FID’s support goes beyond shelter for the night. Rabbi Grater says, “Our Outreach Team and Housing Navigators keep in touch with clients to see how they are faring. In most of the programs that we pass people along to, be it bridge housing or permanent supportive housing, they have their own case management team so we know our clients are in good hands. We do usually continue to check in our folks for at least six months after we have housed them to continue to offer support.”
And Rabbi Grater has a couple of success stories to share:
“Linda is a Pasadena native who has been homeless for 17 years, sleeping under bridges or in shelters when she could find one that would take her in. Due to the physical and emotional damage caused by abuse from her family, she is on disability, but she always spent her disability checks on motel rooms for as many nights as she could, and relied on panhandling for food. She lost her previous housing when the building was bought by a new property management company, which evicted all the folks on disability. This is not an uncommon story.
“During the day, Linda spent her time mostly in parks — reading, writing, and doing art. She has worked with several different organizations to try and get housed, but nothing has ever quite worked out for her. Finally, a friend gave her Friends In Deed’s phone number. We were able to get her into an emergency motel program, and then worked with her to get into permanent housing.”
Continues Rabbi Grater, “At the time of writing, our Outreach Specialist and Housing Navigator Najwa Payton Jones is at the permanent housing facility, working with the staff and Linda to get all the paperwork done so that she can get the keys! She will be moving in next Thursday.
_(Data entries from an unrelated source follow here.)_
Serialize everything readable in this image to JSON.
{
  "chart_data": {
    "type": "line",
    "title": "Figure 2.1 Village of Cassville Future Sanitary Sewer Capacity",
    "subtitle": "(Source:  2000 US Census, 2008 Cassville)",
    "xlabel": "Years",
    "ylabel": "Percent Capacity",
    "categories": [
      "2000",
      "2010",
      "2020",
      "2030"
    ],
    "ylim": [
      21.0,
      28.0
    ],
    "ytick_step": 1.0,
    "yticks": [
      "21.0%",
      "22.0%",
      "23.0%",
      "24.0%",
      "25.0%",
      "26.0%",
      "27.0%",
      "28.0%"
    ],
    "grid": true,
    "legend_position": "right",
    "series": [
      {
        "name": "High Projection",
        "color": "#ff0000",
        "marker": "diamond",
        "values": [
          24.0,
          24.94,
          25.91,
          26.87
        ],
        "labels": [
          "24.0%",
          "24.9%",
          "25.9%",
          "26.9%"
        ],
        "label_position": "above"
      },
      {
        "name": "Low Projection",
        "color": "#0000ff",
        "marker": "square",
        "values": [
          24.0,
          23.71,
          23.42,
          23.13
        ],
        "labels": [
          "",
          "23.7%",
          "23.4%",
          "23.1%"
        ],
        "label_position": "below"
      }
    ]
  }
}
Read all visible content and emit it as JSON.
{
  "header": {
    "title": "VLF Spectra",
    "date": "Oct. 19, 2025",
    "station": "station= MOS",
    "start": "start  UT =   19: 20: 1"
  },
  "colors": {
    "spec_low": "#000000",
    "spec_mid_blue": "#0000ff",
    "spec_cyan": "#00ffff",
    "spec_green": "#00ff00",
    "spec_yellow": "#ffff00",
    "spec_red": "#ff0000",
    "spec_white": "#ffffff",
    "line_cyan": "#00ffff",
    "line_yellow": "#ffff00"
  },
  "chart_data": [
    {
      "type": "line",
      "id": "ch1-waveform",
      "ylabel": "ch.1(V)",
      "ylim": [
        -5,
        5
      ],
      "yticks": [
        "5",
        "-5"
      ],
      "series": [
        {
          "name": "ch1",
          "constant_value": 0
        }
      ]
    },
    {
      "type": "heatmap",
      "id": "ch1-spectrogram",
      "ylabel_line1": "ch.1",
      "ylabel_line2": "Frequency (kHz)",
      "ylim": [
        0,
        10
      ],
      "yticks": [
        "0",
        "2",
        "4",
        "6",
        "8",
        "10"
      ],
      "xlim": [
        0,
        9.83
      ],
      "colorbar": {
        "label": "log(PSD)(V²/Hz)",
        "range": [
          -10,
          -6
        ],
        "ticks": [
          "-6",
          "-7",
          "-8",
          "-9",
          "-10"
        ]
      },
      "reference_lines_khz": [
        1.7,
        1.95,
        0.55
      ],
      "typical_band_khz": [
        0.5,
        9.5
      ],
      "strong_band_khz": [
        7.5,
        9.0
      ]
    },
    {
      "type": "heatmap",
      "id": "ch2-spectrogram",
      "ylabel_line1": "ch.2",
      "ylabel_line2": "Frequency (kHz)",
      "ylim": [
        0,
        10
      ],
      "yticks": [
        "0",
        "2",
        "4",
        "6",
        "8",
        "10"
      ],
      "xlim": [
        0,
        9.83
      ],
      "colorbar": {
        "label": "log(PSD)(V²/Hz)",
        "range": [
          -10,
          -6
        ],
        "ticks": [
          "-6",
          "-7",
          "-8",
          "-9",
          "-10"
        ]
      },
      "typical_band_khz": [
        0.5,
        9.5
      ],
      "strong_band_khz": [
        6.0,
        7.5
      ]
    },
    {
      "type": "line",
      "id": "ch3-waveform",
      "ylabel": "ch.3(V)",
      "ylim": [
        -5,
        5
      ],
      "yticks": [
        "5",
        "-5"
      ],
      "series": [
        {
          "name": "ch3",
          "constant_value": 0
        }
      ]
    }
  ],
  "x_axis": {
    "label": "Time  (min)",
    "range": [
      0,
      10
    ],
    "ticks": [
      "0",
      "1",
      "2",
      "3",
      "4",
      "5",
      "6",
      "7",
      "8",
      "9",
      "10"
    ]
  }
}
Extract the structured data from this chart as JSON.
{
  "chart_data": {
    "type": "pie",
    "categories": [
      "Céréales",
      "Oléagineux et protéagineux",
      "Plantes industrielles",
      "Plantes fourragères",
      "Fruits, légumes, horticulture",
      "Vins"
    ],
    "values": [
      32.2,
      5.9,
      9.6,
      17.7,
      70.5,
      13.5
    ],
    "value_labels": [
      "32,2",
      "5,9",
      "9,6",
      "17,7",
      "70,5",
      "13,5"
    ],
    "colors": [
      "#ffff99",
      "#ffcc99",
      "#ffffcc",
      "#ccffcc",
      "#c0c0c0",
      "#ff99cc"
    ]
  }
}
“Linda says the thing she is looking forward to most about having her own home is to no longer worry constantly about being attacked. She also hopes to go back to school and finally earn her high school diploma, and we wish her the very best of luck!”
Another story involves a man. Rabbi Grater relates, “Porfirio who worked for 20 years in the same job, and then lost it because of the pandemic. His wife of 30 years told him to get out if he wasn’t bringing home any money. Already suffering from mental illness, he walked away and slept in a Pasadena park for three weeks.
“When he was found, Porfirio was severely ill with malnutrition,” adds Rabbi Grater. “It took multiple coordinated efforts from Pasadena homeless agencies to get him the help he needed. As a start, he was housed in a single-room-occupancy facility which also provided him with social services support.
“However, Porfirio is very independently minded, and he wanted to stand on his own two feet. The FID Housing Location program was able to assist him with getting his own apartment in Pasadena, which has returned his sense of independence to him, and he is now actively looking to get back to work.”
Finally, Rabbi Grater notes. “We were founded in 1894 and have been operating continuously, in one form or another, since then — 127 years! While our revenue, staff, and programs have grown significantly in the last few years, it is the ongoing support and dedication of our hundreds of volunteers that allow us to provide the services with compassion, connection, and dignity to so many guests and clients. We truly live up to our motto: doing together what we cannot do alone!”